Мигнула свеча — я перевела взгляд на маленький огонек под чайником, подсвечивающий янтарную заварку.

"Где огоньс-с-с?" — вспомнилось мне ночное шипение хвостатой гостьи, и я, поколебавшись, продолжая мелкими глотками пить чай, протянула свободную руку к огню. Вдруг нестерпимо зазудели ладони, начали неметь, холодеть, словно вот-вот начнется повторный спазм… а огонек снова мигнул и тонкой струйкой потек ко мне, впитываясь в пальцы. Их закололо, будто я отогревала их у костра.

Я, изумленно моргнув, застонала — так это было приятно, — и меня затрясло от жадности, ледяная струна в животе сжалась голодной судорогой. В палате похолодало, салфетки со столика снесло порывом ледяного ветра. Ойкнула Мария, застывшая с блюдом пирожков на пороге; в руке моей треснула чашка — я коснулась губами льда, в который превратился чай, и застыла, заторможенно глядя на него. Изо рта у меня вырвался пар. Заскрипел чайник — я подняла глаза: заварка выползала через трещины янтарными мерзлыми наплывами. Задеревенели одеяла, потекли от меня к стенам ледяные узоры… Мария, жмущаяся к двери, завизжала, выронив поднос. Волосы ее обледенели, на ресницах и одежде был иней.

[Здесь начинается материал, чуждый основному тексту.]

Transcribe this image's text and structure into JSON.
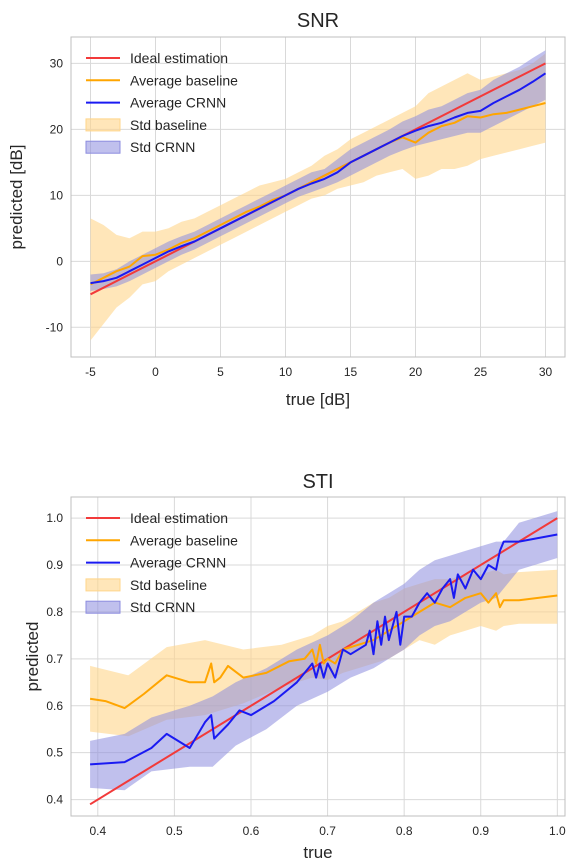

— В приемное, — приказала я ей сипло, пытаясь дернуться и не в силах выбраться из замерзших одеял. — Быстрее.

Она, встрепенувшись, неловко толкнула дверь, захлопнула ее за собой — и через несколько секунд поднялись вверх по створке и стенам морозные побеги. Треснуло стекло в зеркале, стали лопаться окна и светильники, скрутились пластиковые панели на потолке, начали падать на меня… я втянула голову в плечи и зажмурилась, не в состоянии остановить происходящее, чувствуя, как со всех сторон ко мне льется тепло, впитывается в кожу, и ужасаясь оттого, что я в этот момент, возможно, уничтожаю замок и всех в нем.

Это длилось какие-то мгновения — только что тело мое покалывало, согреваясь, как в сауне после мороза, скрипели вокруг разрушаемые поверхности, и вдруг все стихло.

Я приоткрыла глаза. За дверью, откуда ранее доносился гул голосов коллег и пациентов, стояла мертвая тишина. А я чувствовала себя теплой и почти здоровой. Только спать хотелось так, будто меня только что подвергли мощной виталистической процедуре.

Снова прислушавшись, я всхлипнула.

Боги… только бы не оказалось, что я доделала то, что не смогли враги… только бы не оказалось, что я заморозила всех вокруг.

Прижав руку к губам, чтобы не разрыдаться, я кое-как выползла из ставших колоколом одеял, растолкав их сверху локтями и перешагнув через "ворот" на койку. Спустилась на пол и, аккуратно ступая тапочками по хрустящему пластику, для начала выглянула в окно. Сразу идти к двери я струсила.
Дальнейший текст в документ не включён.